Le rôle central du parquet européen
Cette enquête est menée sous l’égide du tout jeune parquet européen (EPPO), créé en 2021 précisément pour protéger les intérêts financiers de l’Union. Basé au Luxembourg, il dispose de pouvoirs étendus dans les 22 États membres participants, dont la Belgique.
L’affaire Mogherini constitue l’un des premiers dossiers très médiatisés traités par cette institution. Elle pourrait devenir un test grandeur nature de l’indépendance et de l’efficacité du parquet européen face aux personnalités influentes.
Une défense résolument offensive
De son côté, Federica Mogherini ne compte pas se laisser faire. Dès le lendemain de son audition, elle a publié un communiqué affirmant sa « pleine confiance » dans la justice et réaffirmant l’intégrité du Collège d’Europe.
Son avocate insiste sur le climat « serein » de l’interrogatoire et sur l’absence de mesures restrictives. Un message clair : sa cliente n’a rien à se reprocher et entend le démontrer.

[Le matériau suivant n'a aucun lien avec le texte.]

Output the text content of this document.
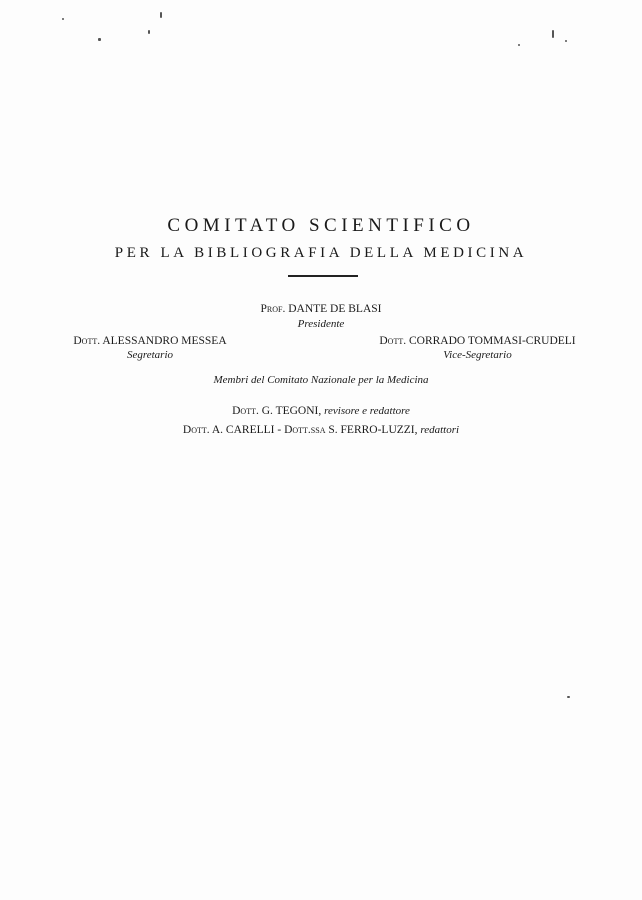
COMITATO SCIENTIFICO
PER LA BIBLIOGRAFIA DELLA MEDICINA
Prof. DANTE DE BLASI
Presidente
Dott. ALESSANDRO MESSEA
Segretario
Dott. CORRADO TOMMASI-CRUDELI
Vice-Segretario
Membri del Comitato Nazionale per la Medicina
Dott. G. TEGONI, revisore e redattore
Dott. A. CARELLI - Dott.ssa S. FERRO-LUZZI, redattori
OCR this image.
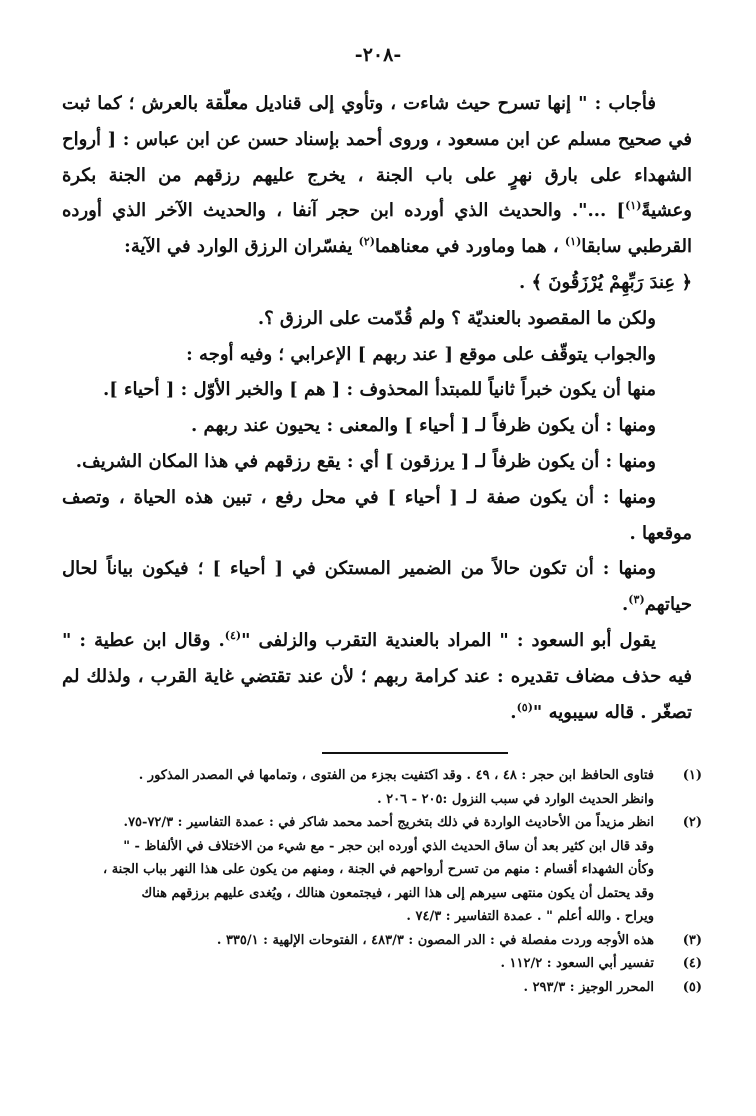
-٢٠٨-

فأجاب : " إنها تسرح حيث شاءت ، وتأوي إلى قناديل معلّقة بالعرش ؛ كما ثبت في صحيح مسلم عن ابن مسعود ، وروى أحمد بإسناد حسن عن ابن عباس : [ أرواح الشهداء على بارق نهرٍ على باب الجنة ، يخرج عليهم رزقهم من الجنة بكرة وعشيةً$^{(١)}$] ...". والحديث الذي أورده ابن حجر آنفا ، والحديث الآخر الذي أورده القرطبي سابقا$^{(١)}$ ، هما وماورد في معناهما$^{(٢)}$ يفسّران الرزق الوارد في الآية:
﴿ عِندَ رَبِّهِمْ يُرْزَقُونَ ﴾ .

ولكن ما المقصود بالعنديّة ؟ ولم قُدّمت على الرزق ؟.

والجواب يتوقّف على موقع [ عند ربهم ] الإعرابي ؛ وفيه أوجه :

منها أن يكون خبراً ثانياً للمبتدأ المحذوف : [ هم ] والخبر الأوّل : [ أحياء ].

ومنها : أن يكون ظرفاً لـ [ أحياء ] والمعنى : يحيون عند ربهم .

ومنها : أن يكون ظرفاً لـ [ يرزقون ] أي : يقع رزقهم في هذا المكان الشريف.

ومنها : أن يكون صفة لـ [ أحياء ] في محل رفع ، تبين هذه الحياة ، وتصف موقعها .

ومنها : أن تكون حالاً من الضمير المستكن في [ أحياء ] ؛ فيكون بياناً لحال حياتهم$^{(٣)}$.

يقول أبو السعود : " المراد بالعندية التقرب والزلفى "$^{(٤)}$. وقال ابن عطية : " فيه حذف مضاف تقديره : عند كرامة ربهم ؛ لأن عند تقتضي غاية القرب ، ولذلك لم تصغّر . قاله سيبويه "$^{(٥)}$.

(١)
فتاوى الحافظ ابن حجر : ٤٨ ، ٤٩ . وقد اكتفيت بجزء من الفتوى ، وتمامها في المصدر المذكور .
وانظر الحديث الوارد في سبب النزول :٢٠٥ - ٢٠٦ .
(٢)
انظر مزيداً من الأحاديث الواردة في ذلك بتخريج أحمد محمد شاكر في : عمدة التفاسير : ٧٢/٣-٧٥.
وقد قال ابن كثير بعد أن ساق الحديث الذي أورده ابن حجر - مع شيء من الاختلاف في الألفاظ - "
وكأن الشهداء أقسام : منهم من تسرح أرواحهم في الجنة ، ومنهم من يكون على هذا النهر بباب الجنة ،
وقد يحتمل أن يكون منتهى سيرهم إلى هذا النهر ، فيجتمعون هنالك ، ويُغدى عليهم برزقهم هناك
ويراح . والله أعلم " . عمدة التفاسير : ٧٤/٣ .
(٣)
هذه الأوجه وردت مفصلة في : الدر المصون : ٤٨٣/٣ ، الفتوحات الإلهية : ٣٣٥/١ .
(٤)
تفسير أبي السعود : ١١٢/٢ .
(٥)
المحرر الوجيز : ٢٩٣/٣ .
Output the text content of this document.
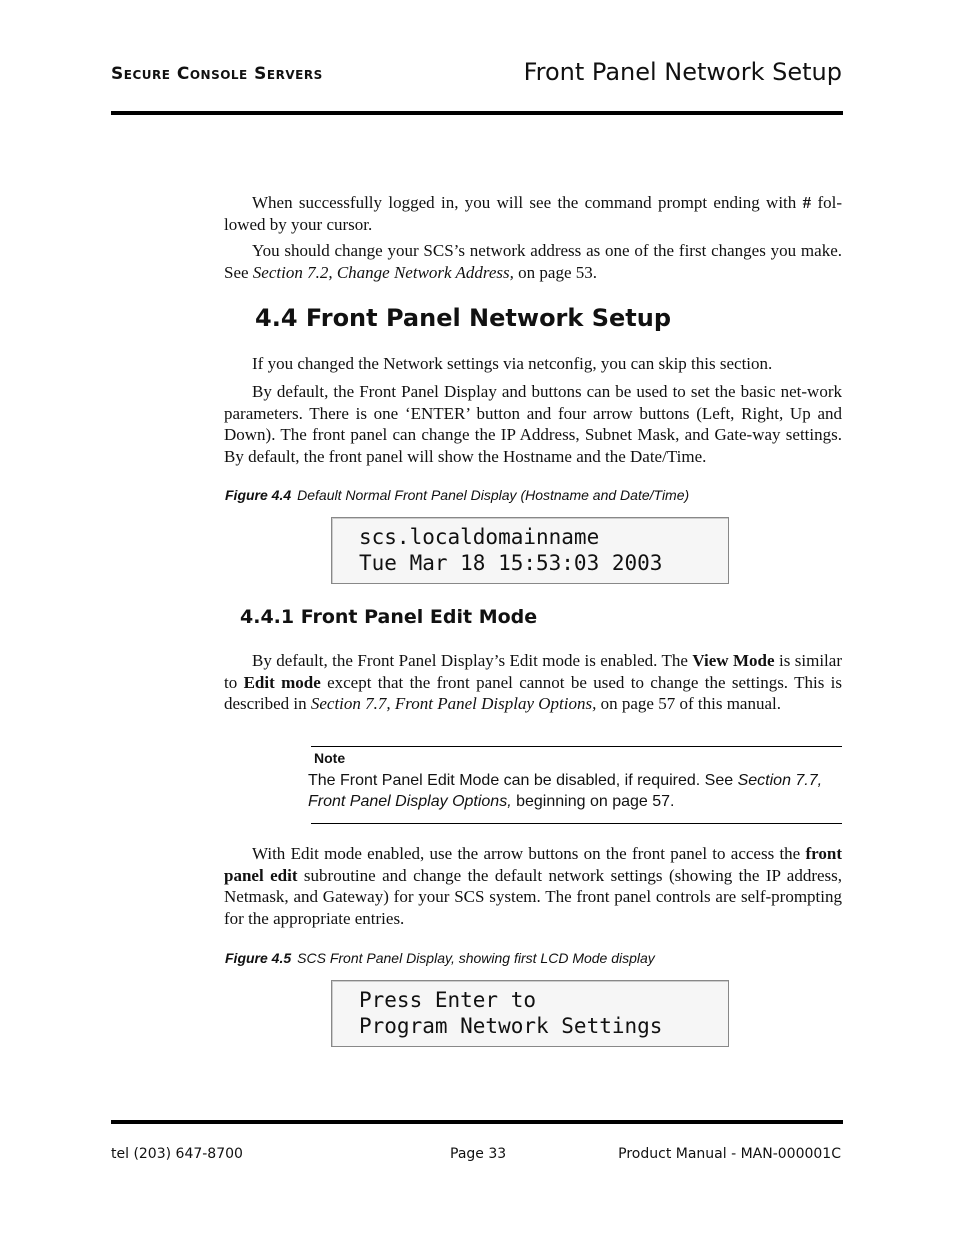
Secure Console Servers	Front Panel Network Setup
When successfully logged in, you will see the command prompt ending with # fol-lowed by your cursor.
You should change your SCS’s network address as one of the first changes you make. See Section 7.2, Change Network Address, on page 53.
4.4 Front Panel Network Setup
If you changed the Network settings via netconfig, you can skip this section.
By default, the Front Panel Display and buttons can be used to set the basic net-work parameters. There is one ‘ENTER’ button and four arrow buttons (Left, Right, Up and Down). The front panel can change the IP Address, Subnet Mask, and Gate-way settings. By default, the front panel will show the Hostname and the Date/Time.
Figure 4.4 Default Normal Front Panel Display (Hostname and Date/Time)
scs.localdomainname
Tue Mar 18 15:53:03 2003
4.4.1 Front Panel Edit Mode
By default, the Front Panel Display’s Edit mode is enabled. The View Mode is similar to Edit mode except that the front panel cannot be used to change the settings. This is described in Section 7.7, Front Panel Display Options, on page 57 of this manual.
Note
The Front Panel Edit Mode can be disabled, if required. See Section 7.7, Front Panel Display Options, beginning on page 57.
With Edit mode enabled, use the arrow buttons on the front panel to access the front panel edit subroutine and change the default network settings (showing the IP address, Netmask, and Gateway) for your SCS system. The front panel controls are self-prompting for the appropriate entries.
Figure 4.5 SCS Front Panel Display, showing first LCD Mode display
Press Enter to
Program Network Settings
tel (203) 647-8700	Page 33	Product Manual - MAN-000001C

Quelles conséquences possibles ?
Si l’enquête aboutissait à une condamnation, les répercussions seraient considérables :
- Atteinte grave à l’image de l’Union européenne et de ses institutions
- Remise en question du système d’attribution des marchés publics européens
- Conséquences sur la carrière de plusieurs hauts responsables
- Possible crise de confiance envers le Collège d’Europe et ses anciens élèves
Même en cas de non-lieu, l’affaire laissera des traces. Dans le microcosme bruxellois, les rumeurs vont déjà bon train et les regards se font plus suspicieux.
Un dossier qui n’en est qu’à ses débuts
Pour l’instant, l’enquête se poursuit. De nouvelles auditions, perquisitions ou expertises pourraient intervenir dans les prochaines semaines. Le parquet européen, connu pour sa discrétion, ne communiquera probablement que lorsque des éléments décisifs seront réunis.
Une chose est sûre : cette affaire marque un tournant. Elle rappelle que personne, même parmi les plus hauts responsables européens, n’est à l’abri d’une enquête pour corruption. Dans une Union qui se veut exemplaire en matière de transparence, le dossier Mogherini sera scruté à la loupe.
Et pendant que Bruges, la romantique, devient le théâtre d’un thriller judiciaire européen, l’ancienne cheffe de la diplomatie attend, confiante selon ses proches, que la vérité éclate. La suite promet d’être passionnante.